Published online by Cambridge University Press: 15 May 2009
The survival rate, p, of a measured inoculum of Staph. aureus in a standard volume of denbrinated blood, is a reliable quantitative measure of the bactericidal power of blood. The number of viable organisms in the inoculum and in the blood-bacterium mixture may be estimated with the necessary accuracy by counts of colonies developing from measured volumes of the fluids let fall on to the surface of solid media. Fildes' agar was the most suitable medium for this surface-viable count, and was selected on the basis of four criteria; of the media tested it yielded the highest counts, and the counts conformed most closely to a Poisson series; and on it the mean colony size was maximum, and the coefficient of variation of colony size was minimum. On this medium, the close conformity of the separate count values to a Poisson series enabled the standard error of the survival rate to be determined from a simplification of the general expression for the standard error of a ratio.

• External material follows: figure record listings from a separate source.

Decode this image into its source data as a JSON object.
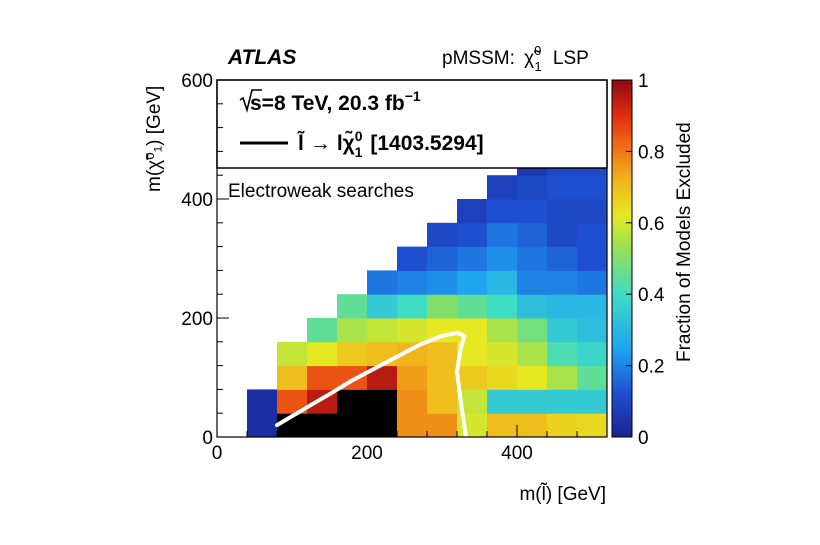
{
  "header": {
    "experiment": "ATLAS",
    "scenario": "pMSSM:",
    "scenario_lsp": "LSP"
  },
  "legend": {
    "energy_line": "s=8 TeV, 20.3 fb",
    "lumi_exp": "−1",
    "process_text": "[1403.5294]",
    "region_label": "Electroweak searches"
  },
  "chart_data": {
    "type": "heatmap",
    "xlabel": "m(l̃) [GeV]",
    "ylabel": "m(χ̃⁰₁) [GeV]",
    "zlabel": "Fraction of  Models Excluded",
    "xlim": [
      0,
      520
    ],
    "ylim": [
      0,
      600
    ],
    "zlim": [
      0,
      1
    ],
    "x_ticks": [
      0,
      200,
      400
    ],
    "y_ticks": [
      0,
      200,
      400,
      600
    ],
    "z_ticks": [
      "0",
      "0.2",
      "0.4",
      "0.6",
      "0.8",
      "1"
    ],
    "bin_size": [
      40,
      40
    ],
    "cells": [
      [
        40,
        0,
        0.03
      ],
      [
        80,
        0,
        0.0
      ],
      [
        120,
        0,
        0.0
      ],
      [
        160,
        0,
        0.0
      ],
      [
        200,
        0,
        0.0
      ],
      [
        240,
        0,
        0.77
      ],
      [
        280,
        0,
        0.77
      ],
      [
        320,
        0,
        0.6
      ],
      [
        360,
        0,
        0.7
      ],
      [
        400,
        0,
        0.7
      ],
      [
        440,
        0,
        0.66
      ],
      [
        480,
        0,
        0.65
      ],
      [
        40,
        40,
        0.03
      ],
      [
        80,
        40,
        0.85
      ],
      [
        120,
        40,
        0.95
      ],
      [
        160,
        40,
        0.0
      ],
      [
        200,
        40,
        0.0
      ],
      [
        240,
        40,
        0.77
      ],
      [
        280,
        40,
        0.7
      ],
      [
        320,
        40,
        0.58
      ],
      [
        360,
        40,
        0.35
      ],
      [
        400,
        40,
        0.35
      ],
      [
        440,
        40,
        0.35
      ],
      [
        480,
        40,
        0.35
      ],
      [
        80,
        80,
        0.7
      ],
      [
        120,
        80,
        0.85
      ],
      [
        160,
        80,
        0.85
      ],
      [
        200,
        80,
        0.95
      ],
      [
        240,
        80,
        0.75
      ],
      [
        280,
        80,
        0.7
      ],
      [
        320,
        80,
        0.68
      ],
      [
        360,
        80,
        0.65
      ],
      [
        400,
        80,
        0.62
      ],
      [
        440,
        80,
        0.55
      ],
      [
        480,
        80,
        0.45
      ],
      [
        80,
        120,
        0.58
      ],
      [
        120,
        120,
        0.62
      ],
      [
        160,
        120,
        0.68
      ],
      [
        200,
        120,
        0.7
      ],
      [
        240,
        120,
        0.72
      ],
      [
        280,
        120,
        0.7
      ],
      [
        320,
        120,
        0.62
      ],
      [
        360,
        120,
        0.6
      ],
      [
        400,
        120,
        0.55
      ],
      [
        440,
        120,
        0.42
      ],
      [
        480,
        120,
        0.38
      ],
      [
        120,
        160,
        0.45
      ],
      [
        160,
        160,
        0.55
      ],
      [
        200,
        160,
        0.58
      ],
      [
        240,
        160,
        0.6
      ],
      [
        280,
        160,
        0.62
      ],
      [
        320,
        160,
        0.62
      ],
      [
        360,
        160,
        0.55
      ],
      [
        400,
        160,
        0.48
      ],
      [
        440,
        160,
        0.35
      ],
      [
        480,
        160,
        0.32
      ],
      [
        160,
        200,
        0.45
      ],
      [
        200,
        200,
        0.35
      ],
      [
        240,
        200,
        0.4
      ],
      [
        280,
        200,
        0.5
      ],
      [
        320,
        200,
        0.45
      ],
      [
        360,
        200,
        0.4
      ],
      [
        400,
        200,
        0.32
      ],
      [
        440,
        200,
        0.3
      ],
      [
        480,
        200,
        0.3
      ],
      [
        200,
        240,
        0.18
      ],
      [
        240,
        240,
        0.2
      ],
      [
        280,
        240,
        0.22
      ],
      [
        320,
        240,
        0.25
      ],
      [
        360,
        240,
        0.3
      ],
      [
        400,
        240,
        0.2
      ],
      [
        440,
        240,
        0.2
      ],
      [
        480,
        240,
        0.18
      ],
      [
        240,
        280,
        0.12
      ],
      [
        280,
        280,
        0.15
      ],
      [
        320,
        280,
        0.18
      ],
      [
        360,
        280,
        0.22
      ],
      [
        400,
        280,
        0.18
      ],
      [
        440,
        280,
        0.15
      ],
      [
        480,
        280,
        0.12
      ],
      [
        280,
        320,
        0.1
      ],
      [
        320,
        320,
        0.12
      ],
      [
        360,
        320,
        0.18
      ],
      [
        400,
        320,
        0.15
      ],
      [
        440,
        320,
        0.1
      ],
      [
        480,
        320,
        0.12
      ],
      [
        320,
        360,
        0.08
      ],
      [
        360,
        360,
        0.12
      ],
      [
        400,
        360,
        0.12
      ],
      [
        440,
        360,
        0.1
      ],
      [
        480,
        360,
        0.1
      ],
      [
        360,
        400,
        0.08
      ],
      [
        400,
        400,
        0.1
      ],
      [
        440,
        400,
        0.12
      ],
      [
        480,
        400,
        0.12
      ],
      [
        400,
        440,
        0.06
      ],
      [
        440,
        440,
        0.1
      ],
      [
        480,
        440,
        0.1
      ]
    ],
    "contour": [
      [
        80,
        20
      ],
      [
        120,
        50
      ],
      [
        150,
        72
      ],
      [
        180,
        95
      ],
      [
        210,
        115
      ],
      [
        240,
        135
      ],
      [
        270,
        155
      ],
      [
        300,
        170
      ],
      [
        320,
        175
      ],
      [
        330,
        170
      ],
      [
        325,
        150
      ],
      [
        320,
        110
      ],
      [
        325,
        60
      ],
      [
        332,
        0
      ]
    ],
    "colormap": "rainbow"
  }
}
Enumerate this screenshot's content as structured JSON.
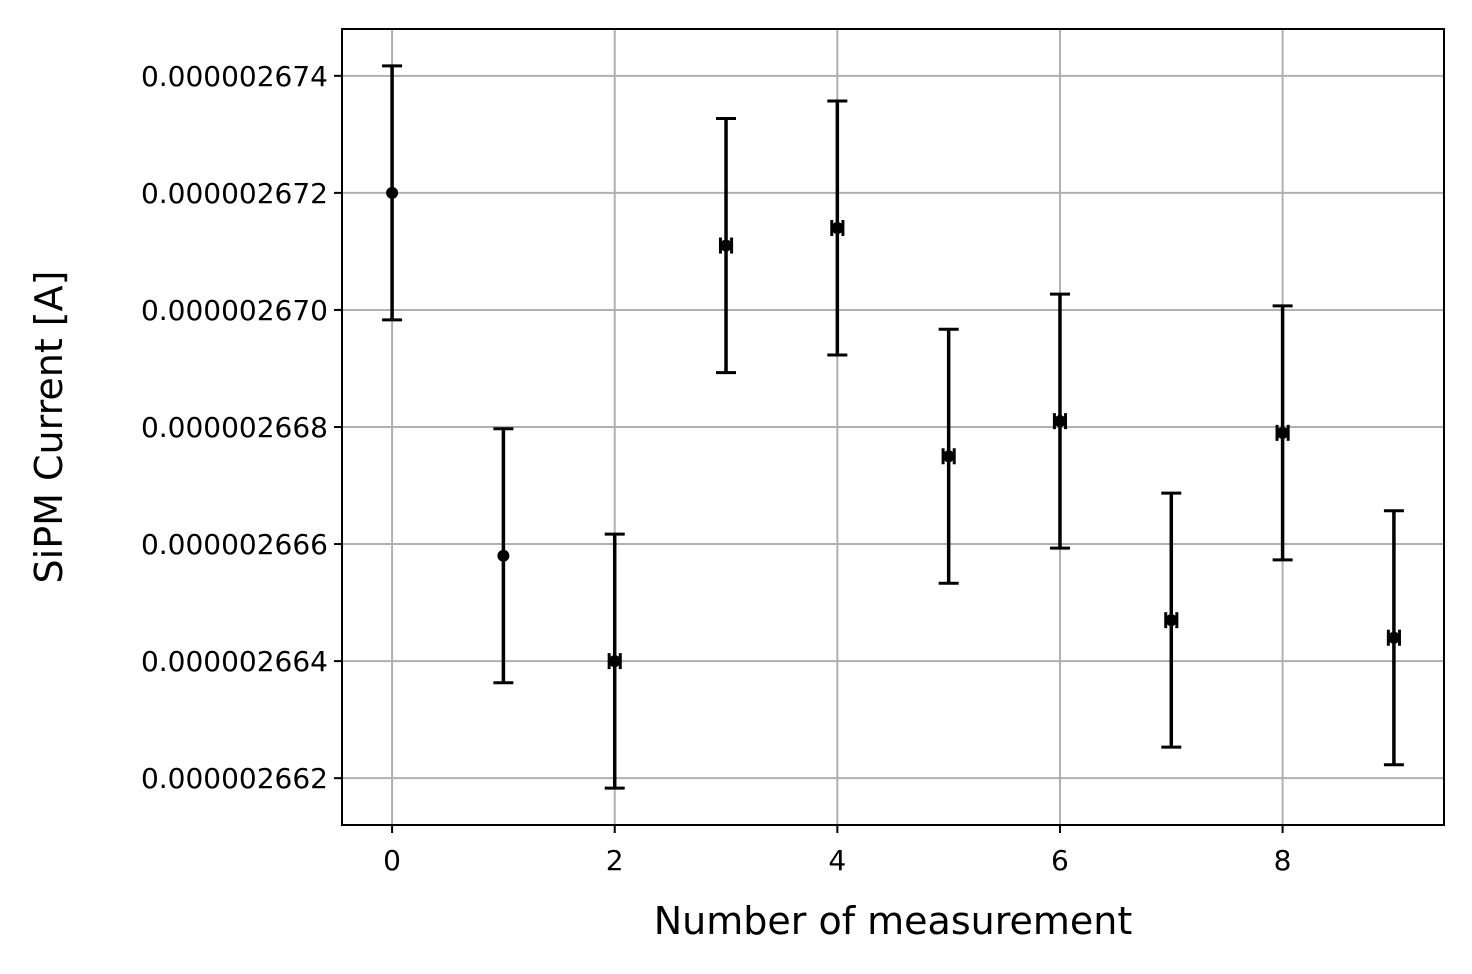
{
  "chart_data": {
    "type": "scatter",
    "title": "",
    "xlabel": "Number of measurement",
    "ylabel": "SiPM Current [A]",
    "xlim": [
      -0.45,
      9.45
    ],
    "ylim": [
      2.6612e-06,
      2.6748e-06
    ],
    "grid": true,
    "x_ticks": [
      0,
      2,
      4,
      6,
      8
    ],
    "x_tick_labels": [
      "0",
      "2",
      "4",
      "6",
      "8"
    ],
    "y_ticks": [
      2.662e-06,
      2.664e-06,
      2.666e-06,
      2.668e-06,
      2.67e-06,
      2.672e-06,
      2.674e-06
    ],
    "y_tick_labels": [
      "0.000002662",
      "0.000002664",
      "0.000002666",
      "0.000002668",
      "0.000002670",
      "0.000002672",
      "0.000002674"
    ],
    "series": [
      {
        "color": "#000000",
        "points": [
          {
            "x": 0,
            "y": 2.672e-06,
            "yerr": 2.17e-09,
            "xerr": 0.0
          },
          {
            "x": 1,
            "y": 2.6658e-06,
            "yerr": 2.17e-09,
            "xerr": 0.0
          },
          {
            "x": 2,
            "y": 2.664e-06,
            "yerr": 2.17e-09,
            "xerr": 0.05
          },
          {
            "x": 3,
            "y": 2.6711e-06,
            "yerr": 2.17e-09,
            "xerr": 0.05
          },
          {
            "x": 4,
            "y": 2.6714e-06,
            "yerr": 2.17e-09,
            "xerr": 0.05
          },
          {
            "x": 5,
            "y": 2.6675e-06,
            "yerr": 2.17e-09,
            "xerr": 0.05
          },
          {
            "x": 6,
            "y": 2.6681e-06,
            "yerr": 2.17e-09,
            "xerr": 0.05
          },
          {
            "x": 7,
            "y": 2.6647e-06,
            "yerr": 2.17e-09,
            "xerr": 0.05
          },
          {
            "x": 8,
            "y": 2.6679e-06,
            "yerr": 2.17e-09,
            "xerr": 0.05
          },
          {
            "x": 9,
            "y": 2.6644e-06,
            "yerr": 2.17e-09,
            "xerr": 0.05
          }
        ]
      }
    ]
  }
}
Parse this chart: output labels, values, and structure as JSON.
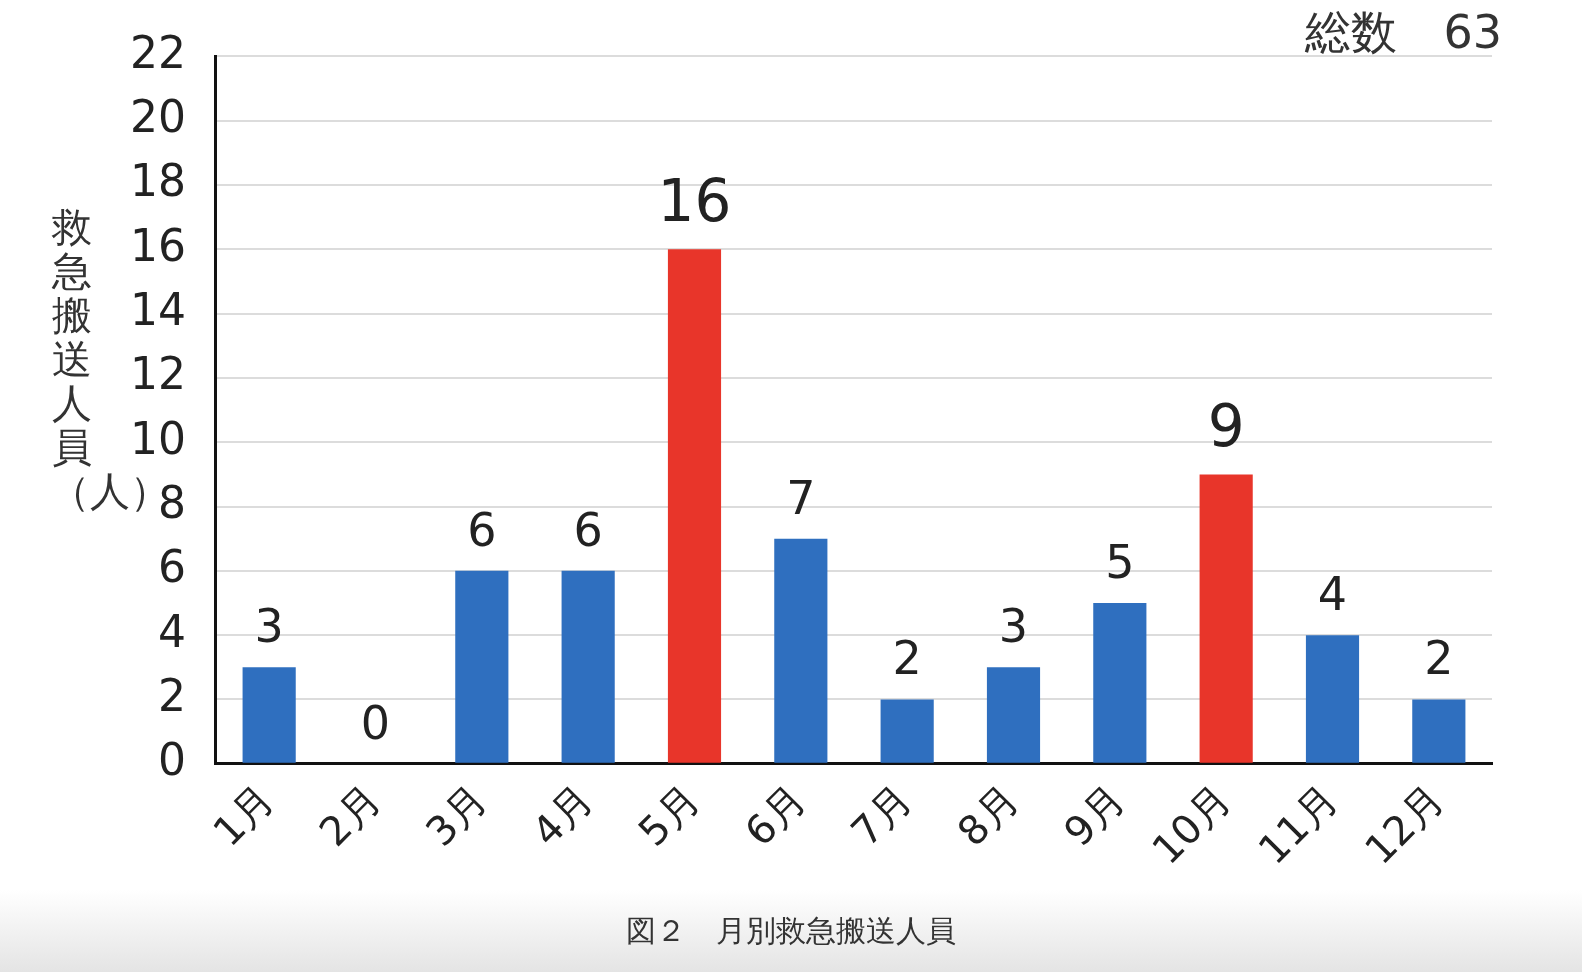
{
  "chart_data": {
    "type": "bar",
    "ylabel": "救急搬送人員（人）",
    "categories": [
      "1月",
      "2月",
      "3月",
      "4月",
      "5月",
      "6月",
      "7月",
      "8月",
      "9月",
      "10月",
      "11月",
      "12月"
    ],
    "values": [
      3,
      0,
      6,
      6,
      16,
      7,
      2,
      3,
      5,
      9,
      4,
      2
    ],
    "colors": [
      "#2f6fbf",
      "#2f6fbf",
      "#2f6fbf",
      "#2f6fbf",
      "#e8352a",
      "#2f6fbf",
      "#2f6fbf",
      "#2f6fbf",
      "#2f6fbf",
      "#e8352a",
      "#2f6fbf",
      "#2f6fbf"
    ],
    "ylim": [
      0,
      22
    ],
    "yticks": [
      0,
      2,
      4,
      6,
      8,
      10,
      12,
      14,
      16,
      18,
      20,
      22
    ],
    "grid": "y",
    "legend": false,
    "data_labels": true,
    "annotations": [
      "総数　63",
      "図２　月別救急搬送人員"
    ]
  }
}
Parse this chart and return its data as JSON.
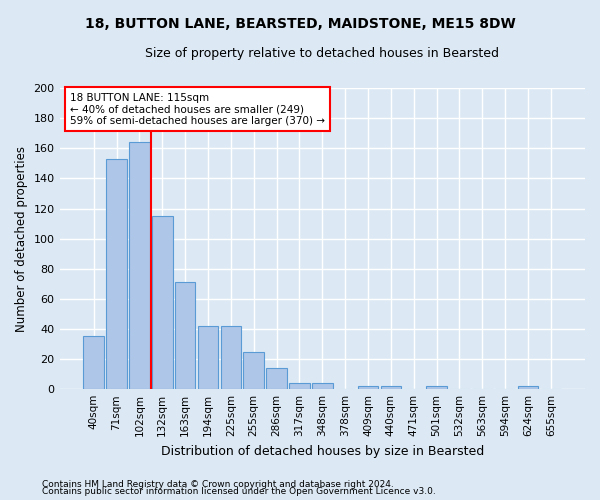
{
  "title1": "18, BUTTON LANE, BEARSTED, MAIDSTONE, ME15 8DW",
  "title2": "Size of property relative to detached houses in Bearsted",
  "xlabel": "Distribution of detached houses by size in Bearsted",
  "ylabel": "Number of detached properties",
  "categories": [
    "40sqm",
    "71sqm",
    "102sqm",
    "132sqm",
    "163sqm",
    "194sqm",
    "225sqm",
    "255sqm",
    "286sqm",
    "317sqm",
    "348sqm",
    "378sqm",
    "409sqm",
    "440sqm",
    "471sqm",
    "501sqm",
    "532sqm",
    "563sqm",
    "594sqm",
    "624sqm",
    "655sqm"
  ],
  "values": [
    35,
    153,
    164,
    115,
    71,
    42,
    42,
    25,
    14,
    4,
    4,
    0,
    2,
    2,
    0,
    2,
    0,
    0,
    0,
    2,
    0
  ],
  "bar_color": "#aec6e8",
  "bar_edge_color": "#5b9bd5",
  "annotation_text": "18 BUTTON LANE: 115sqm\n← 40% of detached houses are smaller (249)\n59% of semi-detached houses are larger (370) →",
  "annotation_box_color": "white",
  "annotation_box_edge_color": "red",
  "vline_color": "red",
  "vline_x_index": 2,
  "ylim": [
    0,
    200
  ],
  "yticks": [
    0,
    20,
    40,
    60,
    80,
    100,
    120,
    140,
    160,
    180,
    200
  ],
  "footnote1": "Contains HM Land Registry data © Crown copyright and database right 2024.",
  "footnote2": "Contains public sector information licensed under the Open Government Licence v3.0.",
  "background_color": "#dce9f5",
  "grid_color": "#ffffff"
}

The number of colonies growing from a sample of a blood-bacterium mixture may be reduced, not by killing of the individual cocci, but as a result of their aggregation either by agglutinins in the blood, or in the cytoplasm of leucocytes that are phagocytic but not bactericidal. It appears that these mechanisms are unlikely to operate in blood-bacterium mixture containing relatively few organisms; in such mixtures the survival rate is a reflexion of the killing power only.
The immunological significance of p has not been investigated, but the range of values for healthy human adults differs significantly from that for sufferers from chronic staphylococcal infection. Moreover, by the technique employed differences may be detected between individual values of p that cannot reasonably be attributed to technical or sampling errors.